Gloria is spending her entire summer before her senior year at a camp for gifted and talented kids. She’s not sure what to expect, but she’s pretty excited, and is looking forward to a summer of learning and distractions from the recent loss of her beloved grandmother. What Gloria ends up experiencing is more than she could ever have imagined. Between the mysterious clues her technophobic Professor X leaves for the students to a new group of forever friends, Gloria is in for a summer she’ll never forget.
This sweet, mostly thoughtful debut novel by Sarah Combs will hit a sweet spot for some readers.

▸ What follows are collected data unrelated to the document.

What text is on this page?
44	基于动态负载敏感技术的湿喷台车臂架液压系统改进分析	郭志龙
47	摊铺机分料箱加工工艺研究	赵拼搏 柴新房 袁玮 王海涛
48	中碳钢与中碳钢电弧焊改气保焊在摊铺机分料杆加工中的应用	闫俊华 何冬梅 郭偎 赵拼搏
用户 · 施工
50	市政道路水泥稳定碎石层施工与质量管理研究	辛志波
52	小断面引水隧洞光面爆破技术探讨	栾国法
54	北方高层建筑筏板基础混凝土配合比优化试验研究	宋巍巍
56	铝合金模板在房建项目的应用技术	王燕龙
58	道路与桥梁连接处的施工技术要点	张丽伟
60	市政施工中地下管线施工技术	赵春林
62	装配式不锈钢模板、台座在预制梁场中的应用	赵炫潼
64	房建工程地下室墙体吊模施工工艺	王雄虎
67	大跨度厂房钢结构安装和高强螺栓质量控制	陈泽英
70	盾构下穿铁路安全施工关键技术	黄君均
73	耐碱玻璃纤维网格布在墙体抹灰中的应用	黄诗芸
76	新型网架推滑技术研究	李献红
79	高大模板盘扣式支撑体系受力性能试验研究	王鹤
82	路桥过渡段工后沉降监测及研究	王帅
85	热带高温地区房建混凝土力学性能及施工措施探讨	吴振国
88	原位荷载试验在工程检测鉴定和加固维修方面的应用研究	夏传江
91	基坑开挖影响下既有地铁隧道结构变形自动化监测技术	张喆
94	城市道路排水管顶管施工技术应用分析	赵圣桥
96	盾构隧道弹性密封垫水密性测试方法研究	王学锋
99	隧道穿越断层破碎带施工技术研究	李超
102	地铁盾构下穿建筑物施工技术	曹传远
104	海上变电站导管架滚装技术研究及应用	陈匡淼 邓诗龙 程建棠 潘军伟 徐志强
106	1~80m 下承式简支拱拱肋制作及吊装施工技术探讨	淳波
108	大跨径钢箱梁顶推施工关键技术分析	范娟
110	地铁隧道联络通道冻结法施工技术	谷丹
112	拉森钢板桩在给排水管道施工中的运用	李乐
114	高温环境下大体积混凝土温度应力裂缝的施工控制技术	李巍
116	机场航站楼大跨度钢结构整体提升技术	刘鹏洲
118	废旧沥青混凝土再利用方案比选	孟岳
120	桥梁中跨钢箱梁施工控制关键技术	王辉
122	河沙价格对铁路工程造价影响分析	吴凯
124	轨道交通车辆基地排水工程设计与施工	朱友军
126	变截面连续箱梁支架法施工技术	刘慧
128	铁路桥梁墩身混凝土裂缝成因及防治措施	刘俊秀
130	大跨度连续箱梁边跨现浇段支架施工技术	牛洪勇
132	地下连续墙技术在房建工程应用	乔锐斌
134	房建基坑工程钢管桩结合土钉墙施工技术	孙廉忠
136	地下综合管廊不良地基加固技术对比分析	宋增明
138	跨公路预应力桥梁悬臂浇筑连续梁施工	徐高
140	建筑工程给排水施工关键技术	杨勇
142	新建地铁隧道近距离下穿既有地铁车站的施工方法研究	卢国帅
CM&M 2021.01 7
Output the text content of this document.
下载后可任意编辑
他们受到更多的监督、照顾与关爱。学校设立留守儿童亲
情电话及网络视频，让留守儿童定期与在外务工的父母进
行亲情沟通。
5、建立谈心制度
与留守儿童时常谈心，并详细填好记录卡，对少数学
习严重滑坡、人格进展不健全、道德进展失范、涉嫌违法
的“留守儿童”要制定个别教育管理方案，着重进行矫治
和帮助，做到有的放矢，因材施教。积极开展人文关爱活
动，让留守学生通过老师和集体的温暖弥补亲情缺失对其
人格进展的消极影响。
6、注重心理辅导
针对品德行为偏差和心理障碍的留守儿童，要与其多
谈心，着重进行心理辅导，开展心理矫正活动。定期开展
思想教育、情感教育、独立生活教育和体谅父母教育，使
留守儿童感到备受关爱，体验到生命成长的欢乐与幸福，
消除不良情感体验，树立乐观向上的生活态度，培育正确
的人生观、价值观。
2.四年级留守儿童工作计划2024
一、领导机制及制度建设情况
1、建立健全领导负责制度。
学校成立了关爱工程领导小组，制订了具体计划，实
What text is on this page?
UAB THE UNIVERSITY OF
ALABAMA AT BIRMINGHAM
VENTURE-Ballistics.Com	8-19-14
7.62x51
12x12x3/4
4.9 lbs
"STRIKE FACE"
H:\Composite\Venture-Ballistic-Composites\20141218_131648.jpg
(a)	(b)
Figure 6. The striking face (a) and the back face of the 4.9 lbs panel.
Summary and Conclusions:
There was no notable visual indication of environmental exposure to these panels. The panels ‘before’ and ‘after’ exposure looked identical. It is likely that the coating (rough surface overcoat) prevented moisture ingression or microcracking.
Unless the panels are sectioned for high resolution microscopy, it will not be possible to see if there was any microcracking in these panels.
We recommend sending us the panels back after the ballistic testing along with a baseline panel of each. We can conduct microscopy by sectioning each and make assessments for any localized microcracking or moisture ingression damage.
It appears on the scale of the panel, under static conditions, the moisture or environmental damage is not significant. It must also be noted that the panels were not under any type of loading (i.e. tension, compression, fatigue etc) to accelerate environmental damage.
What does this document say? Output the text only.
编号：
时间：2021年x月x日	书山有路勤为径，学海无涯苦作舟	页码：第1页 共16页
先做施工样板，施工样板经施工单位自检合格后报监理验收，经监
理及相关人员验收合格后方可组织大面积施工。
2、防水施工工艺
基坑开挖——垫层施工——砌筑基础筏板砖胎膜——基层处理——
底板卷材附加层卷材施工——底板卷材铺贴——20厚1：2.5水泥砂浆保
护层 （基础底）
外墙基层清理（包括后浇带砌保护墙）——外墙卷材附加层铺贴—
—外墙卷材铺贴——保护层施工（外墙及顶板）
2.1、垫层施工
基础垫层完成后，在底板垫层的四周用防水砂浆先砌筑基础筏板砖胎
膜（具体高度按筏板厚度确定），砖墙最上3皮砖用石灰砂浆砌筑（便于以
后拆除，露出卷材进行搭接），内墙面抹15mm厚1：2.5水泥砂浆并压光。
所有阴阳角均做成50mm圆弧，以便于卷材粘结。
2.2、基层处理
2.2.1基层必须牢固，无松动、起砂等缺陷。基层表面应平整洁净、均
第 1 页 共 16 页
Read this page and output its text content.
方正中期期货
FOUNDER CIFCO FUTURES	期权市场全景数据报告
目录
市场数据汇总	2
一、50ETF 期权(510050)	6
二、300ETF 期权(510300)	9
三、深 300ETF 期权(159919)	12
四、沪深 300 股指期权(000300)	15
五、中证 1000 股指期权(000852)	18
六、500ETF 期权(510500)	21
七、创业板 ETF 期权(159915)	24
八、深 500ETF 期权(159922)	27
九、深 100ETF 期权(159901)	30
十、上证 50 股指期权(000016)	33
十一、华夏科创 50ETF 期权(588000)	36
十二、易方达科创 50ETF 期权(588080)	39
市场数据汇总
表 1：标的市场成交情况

Earnest and uneven (sometimes distractingly so), this novel hints at Combs’s talents but doesn’t fully realize them. That being said, it’s likely to find an audience all the same.
Part of the novel’s charm is in its prose. Combs fills her novel with memorable, pretty prose. The novel is as much a love story to the state of Kentucky as it is a coming-of-age tale for Gloria. These bits are standouts, and readers who love a good sentence are likely to be wooed by these descriptive bits. There’s a lot of southern charm here, and this might even be more of a hit depending on the geographic location of the reader.
But there are parts that don’t work, too. Combs’s packs her novel so full of issues that it feels daunting and overwhelming. At times, there are too many issues on the plate: racism, death, sexuality, family, religion, etc. All of this overwhelms the things that work–the exploration of new friendships, the bottle-effect a sleep-away camp can have on its inhabitants, etc.
Also frustrating is Gloria’s characterization, which can feel uneven at times. Although it’s clear that Combs means for Gloria to be judgmental, she’s so over-the-top judgmental and immature at times that it’s hard to reconcile those aspects of her personality with her more mature ones (her extensive bibliography of classic literature references, for one). While this reader realizes that most humans have this kind of complexity, it often doesn’t feel intentional so much as choppy.
That being said, there’s a readership for this one, and Combs is an author to watch. Her prose alone makes sure of that.
Breakfast Served Anytime by Sarah Combs. Candlewick: 2014. Library copy.